J'aime bien l'époque dans laquelle je vis. Mais parfois, j'ai quand même la nostalgie d'un temps que je n'ai pas connu, celui où le cinéma était au centre des grands débats politiques et sociaux. J'aurais voulu être à Cannes ou à Berlin au milieu des années 60 ou 70. Chaque fois que je mets les pieds dans un grand festival de cinéma, j'ai d'ailleurs toujours une pensée pour mon regretté collègue Luc Perreault. Qui a vécu ses jeunes années de critique au beau milieu de cette effervescence.

Célébrant cette année son 60e anniversaire, la Berlinale replonge dans ses souvenirs.

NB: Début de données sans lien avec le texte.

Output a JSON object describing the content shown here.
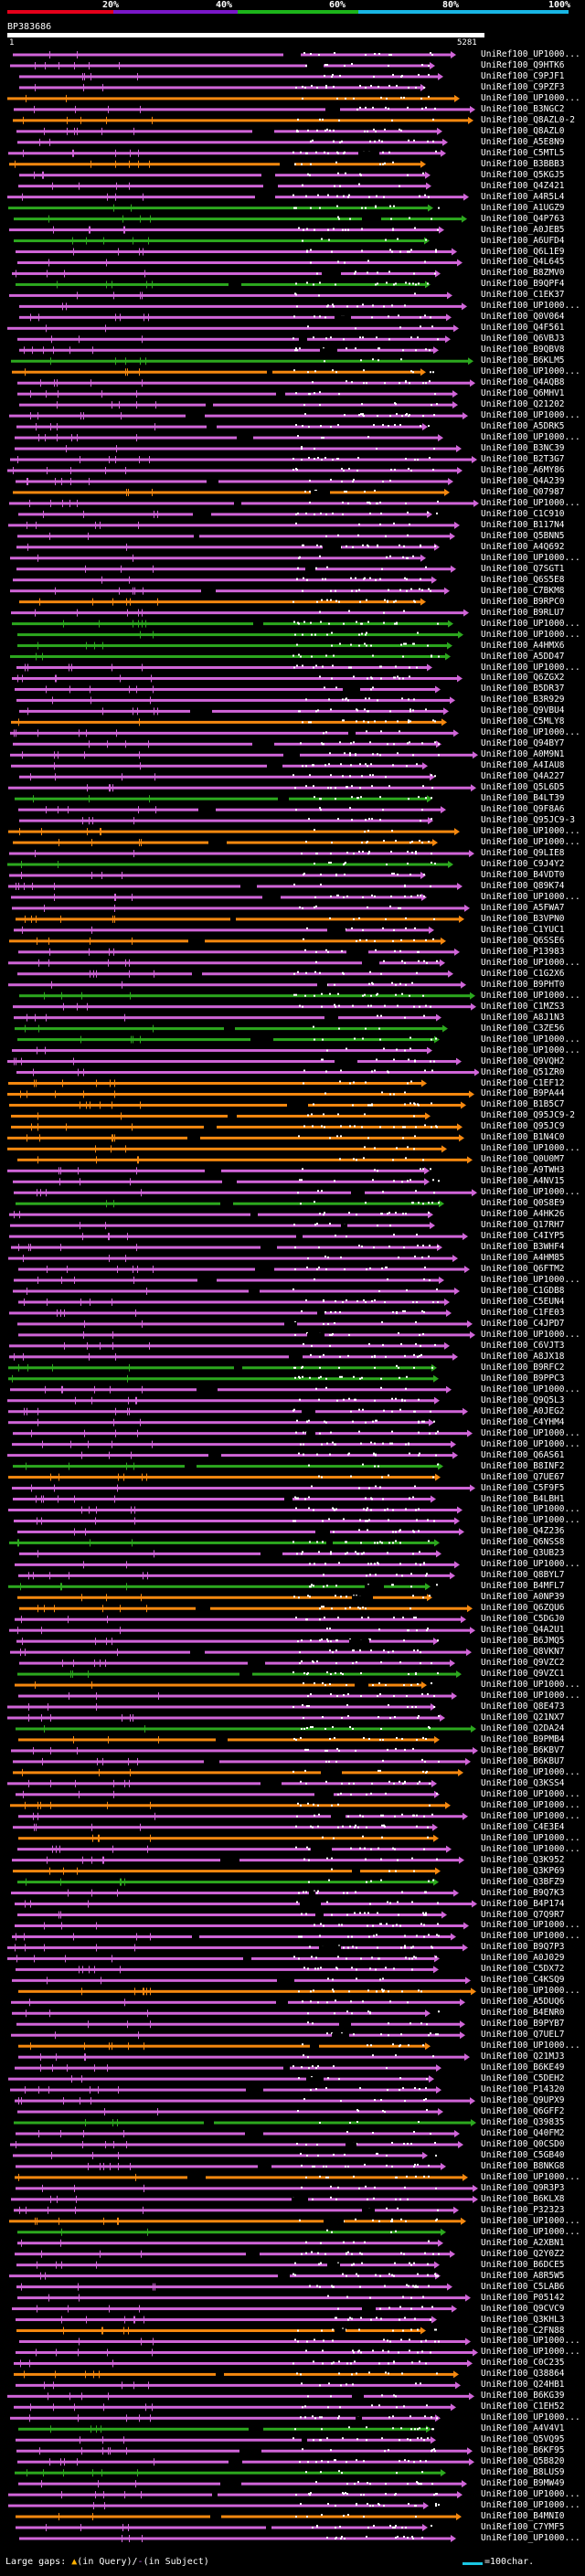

Probablement plus que n'importe quel autre, ce festival s'est distingué du simple fait d'être tenu dans une ville symbolisant la fracture entre l'Est et l'Ouest pendant toute la durée de la guerre froide. Une enclave à l'intérieur même des frontières délimitées par le rideau de fer. En 1979, par exemple, les délégations du bloc de l'Est s'étaient toutes retirées - avec leurs films - en raison de la sélection de The Deer Hunter. Le film de Michael Cimino était vu comme «une insulte au peuple héroïque de la République socialiste du Vietnam». Deux membres du jury étaient aussi rentrés chez eux afin d'exprimer leur soutien aux dissidents.

L'Allemagne étant longtemps hantée par ses vieux démons, certaines présentations ont provoqué ici - et provoquent toujours - de vives émotions. Les journaux spécialisés rappelaient notamment cette semaine la projection de Nuit et brouillard en 1956. D'autant plus mémorable que le film d'Alain Resnais avait dû être retiré de la programmation du Festival de Cannes quelques mois auparavant à la suite des protestations véhémentes de l'ambassadeur allemand en France. Le scénariste Jean Cayrol, lui-même rescapé des camps nazis, avait alors fait pression auprès des responsables de la Berlinale, estimant que ce film devait être vu. Particulièrement par le public allemand. Lors de la première mondiale au Cinéma Capitol, Willy Brandt, futur chancelier, s'était adressé à la foule avant la projection en déclarant que «le peuple allemand ne devrait pas avoir le droit d'oublier».

Soixante-cinq ans après la fin de la guerre, le sujet reste sensible. Hier, Jew Suss - Rise and Fall, une superproduction très attendue, réalisée par Oskar Roehler (Les particules élémentaires), a été huée. À Berlin, c'est rare.

Le film relate les dessous d'une histoire véridique. En commandant une adaptation cinématographique d'une oeuvre de propagande nazie, Juif Süss, le ministre Joseph Goebbels a en effet souhaité produire un Cuirassé Potemkine allemand. Le récit aborde surtout la condition de l'artiste - le contexte est extrêmement particulier - à travers le parcours de l'acteur Ferdinand Marian (Tobias Moretti), élevé au rang de star par le régime nazi. Des thèmes similaires ayant déjà été abordés maintes fois - et en mieux - dans des films comme Le dernier métro, Laissez-passer ou même, d'une certaine façon, La vie des autres, on peut comprendre qu'une partie du public allemand ait été heurtée par le traitement lourd et très caricatural que privilégie Roehler. Des journalistes en colère ont par ailleurs mitraillé de questions le cinéaste et son scénariste à la conférence de presse en raison des libertés prises avec l'histoire. Surtout, Roehler a dû se défendre d'avoir dépeint Marian comme une «victime» alors que le comédien a tourné de nombreux autres films de propagande après Juif Süss. «Tous les propos tenus par des personnages historiques sont conformes à la vérité», a soutenu le réalisateur de façon peu convaincante.

Du coup, la 60e Berlinale a vécu sa première petite polémique. J'étais content.

Un tableau honorable

J'ai suivi tout cela de loin, mais le tableau des nominations annoncées mardi en vue de la prochaine soirée des Jutra me semble de belle tenue. Évidemment, on pourra trouver çà et là de petits impairs, mais le portrait d'ensemble est honorable. En tout cas beaucoup plus que ne l'était celui de l'an dernier.

À cet égard, il faut souligner la pertinence de la composition des jurys appelés à déterminer les finalistes, de même que le souci de transparence du comité de direction. Il m'a d'ailleurs fait plaisir de voir dans la liste des personnalités formant le jury le nom de ma collègue Louise Blanchard. Pendant des années, Louise a apporté rigueur et professionnalisme aux pages cinéma du Journal de Montréal, à une époque où le quotidien de la rue Frontenac, dont les employés sont en lock-out depuis 13 mois, publiait de vrais articles.